Dans son rapport, l’OFAP mentionne les «circonstances heureuses» qui ont permis à LTS de ne pas faire de pertes, mais Herbert Lüthy souligne que, si pertes il y avait eu, celles-ci auraient dû être épongées par Rentenanstalt / Swiss Life.

Sur le dos des assurés

Pour l’OFAP, cela ne fait aucun doute: les assurés du groupe ont été lésés dans cette affaire.

En effet, des membres de la direction ont pu acquérir auprès de la Rentenanstalt des actions LTS à leur valeur nominale, malgré la plus-value acquise au moment de l’achat.

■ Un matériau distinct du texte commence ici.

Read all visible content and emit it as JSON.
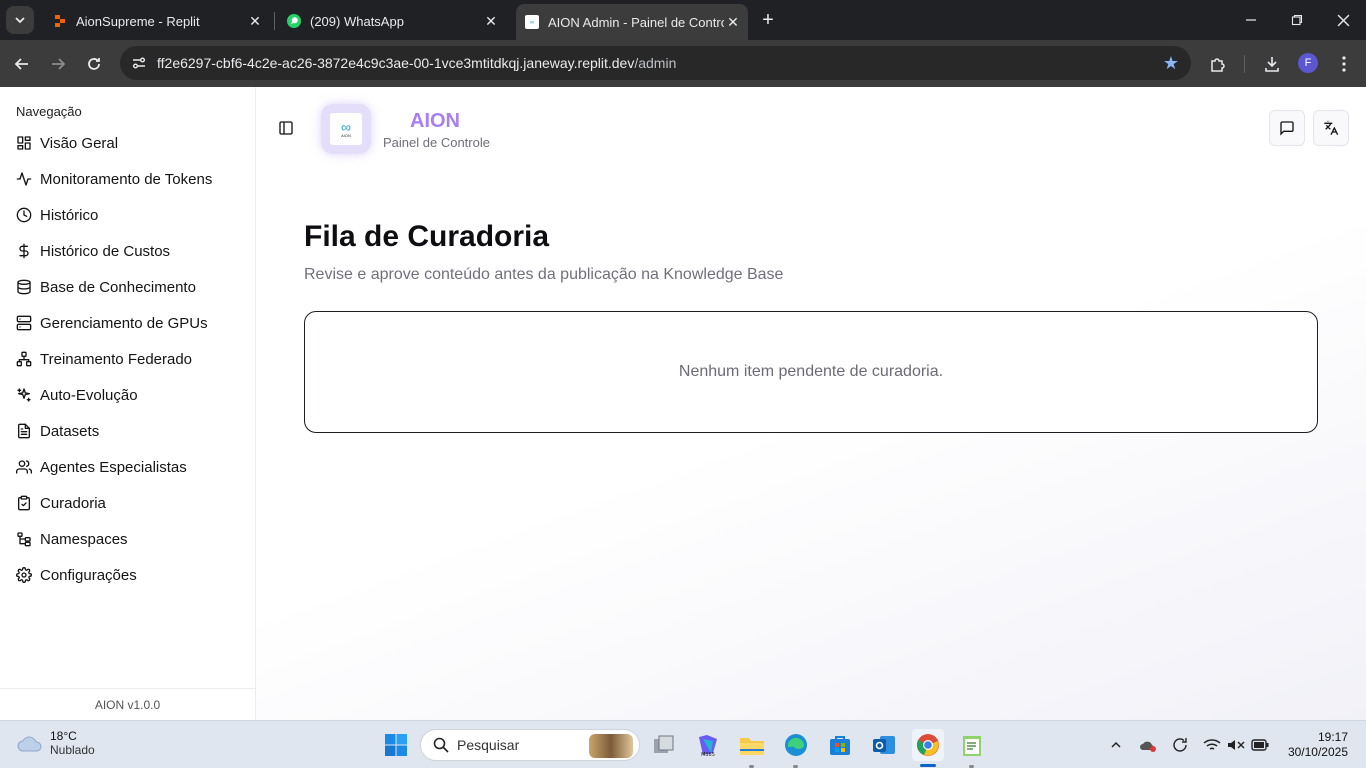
{
  "browser": {
    "tabs": [
      {
        "title": "AionSupreme - Replit",
        "icon": "replit-icon"
      },
      {
        "title": "(209) WhatsApp",
        "icon": "whatsapp-icon"
      },
      {
        "title": "AION Admin - Painel de Controle",
        "icon": "aion-favicon-icon"
      }
    ],
    "url_host": "ff2e6297-cbf6-4c2e-ac26-3872e4c9c3ae-00-1vce3mtitdkqj.janeway.replit.dev",
    "url_path": "/admin",
    "profile_initial": "F"
  },
  "sidebar": {
    "group_label": "Navegação",
    "items": [
      {
        "label": "Visão Geral",
        "icon": "layout-grid-icon"
      },
      {
        "label": "Monitoramento de Tokens",
        "icon": "activity-icon"
      },
      {
        "label": "Histórico",
        "icon": "clock-icon"
      },
      {
        "label": "Histórico de Custos",
        "icon": "dollar-icon"
      },
      {
        "label": "Base de Conhecimento",
        "icon": "database-icon"
      },
      {
        "label": "Gerenciamento de GPUs",
        "icon": "server-icon"
      },
      {
        "label": "Treinamento Federado",
        "icon": "network-icon"
      },
      {
        "label": "Auto-Evolução",
        "icon": "sparkles-icon"
      },
      {
        "label": "Datasets",
        "icon": "file-text-icon"
      },
      {
        "label": "Agentes Especialistas",
        "icon": "users-icon"
      },
      {
        "label": "Curadoria",
        "icon": "clipboard-check-icon"
      },
      {
        "label": "Namespaces",
        "icon": "tree-icon"
      },
      {
        "label": "Configurações",
        "icon": "gear-icon"
      }
    ],
    "footer": "AION v1.0.0"
  },
  "header": {
    "brand": "AION",
    "subtitle": "Painel de Controle",
    "logo_small_text": "AION"
  },
  "main": {
    "title": "Fila de Curadoria",
    "subtitle": "Revise e aprove conteúdo antes da publicação na Knowledge Base",
    "empty_message": "Nenhum item pendente de curadoria."
  },
  "taskbar": {
    "temperature": "18°C",
    "weather": "Nublado",
    "search_placeholder": "Pesquisar",
    "time": "19:17",
    "date": "30/10/2025"
  }
}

Le groupe a également accordé à LTS des crédits «pour des montants et à des taux d’intérêt non conformes aux usages du marché».

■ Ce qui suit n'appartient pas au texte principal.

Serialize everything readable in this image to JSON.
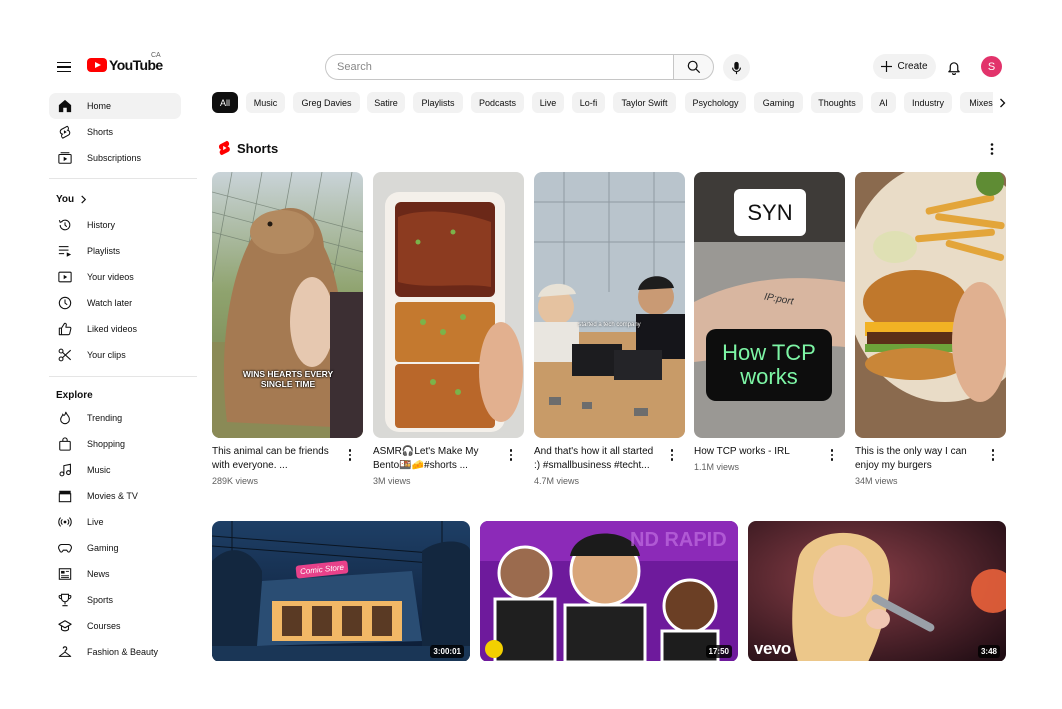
{
  "header": {
    "logo_text": "YouTube",
    "region": "CA",
    "search_placeholder": "Search",
    "create_label": "Create",
    "avatar_letter": "S"
  },
  "sidebar": {
    "main": [
      {
        "label": "Home",
        "icon": "home-icon",
        "active": true
      },
      {
        "label": "Shorts",
        "icon": "shorts-icon"
      },
      {
        "label": "Subscriptions",
        "icon": "subscriptions-icon"
      }
    ],
    "you_title": "You",
    "you": [
      {
        "label": "History",
        "icon": "history-icon"
      },
      {
        "label": "Playlists",
        "icon": "playlists-icon"
      },
      {
        "label": "Your videos",
        "icon": "your-videos-icon"
      },
      {
        "label": "Watch later",
        "icon": "clock-icon"
      },
      {
        "label": "Liked videos",
        "icon": "thumbs-up-icon"
      },
      {
        "label": "Your clips",
        "icon": "scissors-icon"
      }
    ],
    "explore_title": "Explore",
    "explore": [
      {
        "label": "Trending",
        "icon": "trending-icon"
      },
      {
        "label": "Shopping",
        "icon": "shopping-bag-icon"
      },
      {
        "label": "Music",
        "icon": "music-note-icon"
      },
      {
        "label": "Movies & TV",
        "icon": "clapperboard-icon"
      },
      {
        "label": "Live",
        "icon": "live-icon"
      },
      {
        "label": "Gaming",
        "icon": "gamepad-icon"
      },
      {
        "label": "News",
        "icon": "newspaper-icon"
      },
      {
        "label": "Sports",
        "icon": "trophy-icon"
      },
      {
        "label": "Courses",
        "icon": "graduation-cap-icon"
      },
      {
        "label": "Fashion & Beauty",
        "icon": "hanger-icon"
      }
    ]
  },
  "chips": [
    "All",
    "Music",
    "Greg Davies",
    "Satire",
    "Playlists",
    "Podcasts",
    "Live",
    "Lo-fi",
    "Taylor Swift",
    "Psychology",
    "Gaming",
    "Thoughts",
    "AI",
    "Industry",
    "Mixes"
  ],
  "shorts": {
    "title": "Shorts",
    "items": [
      {
        "title": "This animal can be friends with everyone. ...",
        "views": "289K views",
        "overlay": "WINS HEARTS EVERY SINGLE TIME"
      },
      {
        "title": "ASMR🎧Let's Make My Bento🍱🧀#shorts ...",
        "views": "3M views",
        "overlay": ""
      },
      {
        "title": "And that's how it all started :) #smallbusiness #techt...",
        "views": "4.7M views",
        "overlay": "started a tech company"
      },
      {
        "title": "How TCP works - IRL",
        "views": "1.1M views",
        "overlay": "SYN",
        "overlay2": "How TCP works",
        "hand_text": "IP:port"
      },
      {
        "title": "This is the only way I can enjoy my burgers",
        "views": "34M views",
        "overlay": ""
      }
    ]
  },
  "videos": [
    {
      "duration": "3:00:01",
      "sign": "Comic Store"
    },
    {
      "duration": "17:50",
      "sign": "ND RAPID"
    },
    {
      "duration": "3:48",
      "brand": "vevo"
    }
  ],
  "colors": {
    "brand_red": "#ff0000",
    "avatar": "#e2336b",
    "chip_bg": "#f2f2f2",
    "tcp_green": "#7df5a5"
  }
}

Pour Herbert Lüthy, «ces avantages ont été obtenus de manière illicite». En conséquence, les sommes indûment encaissées devront être remboursées à Rentenanstalt / Swiss Life.

Le directeur de l’OFAP intime donc au groupe l’obligation de réclamer ces sommes «par tous les moyens légaux». Selon Herbert Lüthy, le total devrait osciller entre un et 10 millions de francs.

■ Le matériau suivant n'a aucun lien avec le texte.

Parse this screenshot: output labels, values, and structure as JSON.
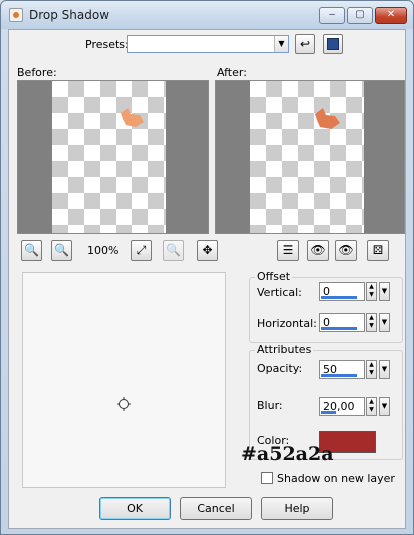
{
  "window": {
    "title": "Drop Shadow",
    "controls": {
      "minimize": "‒",
      "maximize": "▢",
      "close": "✕"
    }
  },
  "presets": {
    "label": "Presets:",
    "value": ""
  },
  "preview": {
    "before_label": "Before:",
    "after_label": "After:",
    "zoom": "100%"
  },
  "offset": {
    "title": "Offset",
    "vertical_label": "Vertical:",
    "vertical_value": "0",
    "horizontal_label": "Horizontal:",
    "horizontal_value": "0"
  },
  "attributes": {
    "title": "Attributes",
    "opacity_label": "Opacity:",
    "opacity_value": "50",
    "blur_label": "Blur:",
    "blur_value": "20,00",
    "color_label": "Color:",
    "color_hex": "#a52a2a",
    "color_text": "#a52a2a"
  },
  "shadow_on_new_layer": {
    "label": "Shadow on new layer",
    "checked": false
  },
  "buttons": {
    "ok": "OK",
    "cancel": "Cancel",
    "help": "Help"
  },
  "colors": {
    "swatch": "#a52a2a",
    "blob_before": "#f0a070",
    "blob_after": "#e07a4f"
  }
}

L’épilogue de cette affaire n’est toutefois pas pour demain. En effet, le Ministère public zurichois a ouvert en novembre 2002 une enquête pénale contre la Rentenanstalt, en vue de déterminer le montant que l’assureur peut réclamer à ses anciens cadres. Et la procédure devrait durer de deux à trois ans.

Ce qui est acquis par contre, c’est que la Rentenanstalt devra s’acquitter des frais de l’enquête menée par l’OFAP, qui se montent à un million de francs.

Un recours annoncé

En attendant, les injonctions de l’OFAP ne semblent pas impressionner Manfred Zobl, un des anciens présidents de la direction de Rentenanstalt / Swiss Life.

Interrogé lundi par la radio alémanique DRS, il a dit sa conviction que les gains empochés et les activités en lien avec LTS n’étaient pas illicites. Selon lui, les intérêts des assurés n’ont jamais été mis en danger.

En conséquence, Manfred Zobl n’exclut pas un recours contre la demande de l’OFAP. L’organe responsable serait alors la commission de recours de l’Office fédéral des assurances privées.

Pas de manipulation des comptes

Quant aux deux erreurs comptables qui faisaient également l’objet de l’enquête de l’OFAP, la conclusion est claire.

Selon les experts fédéraux, «certains aspects administratifs et techniques ont été manifestement négligés pendant plusieurs années, soit à peu près jusqu’en été 2002».

Mais l’OFAP n’a trouvé «aucun indice d’une quelconque intention ou tentative manifeste de manipuler les comptes».

swissinfo et les agences

– Avec 3,8 millions de mise de fonds, les cadres de Rentenanstalt / Swiss Life ont gagné 11,5 millions de francs en deux ans et demi via la société d’investissements LTS.

– LTS n’aurait jamais pu prendre les risques qu’elle a pris sans le soutien du groupe d’assurances.

– Si LTS avait essuyé des pertes, en revanche, celles-ci auraient été épongées par Rentenanstalt / Swiss Life.

– Après enquête, l’Office fédéral des assurances privées (OFAP) juge que le contrôle exercé sur LTS a été insuffisant et que cette affaire a lésé les intérêts des assurés de Rentenanstalt / Swiss Life

– En conséquence, les sommes indûment acquises par les anciens cadres devraient être restituées.

– L’ancien président de la direction conteste les conclusions de l’OFAP et envisage de déposer un recours.

– Pendant ce temps, le groupe, qui avouait l’automne dernier deux grosses erreurs comptables, boucle l’exercice 2002 sur une perte de 1,7 milliard de francs.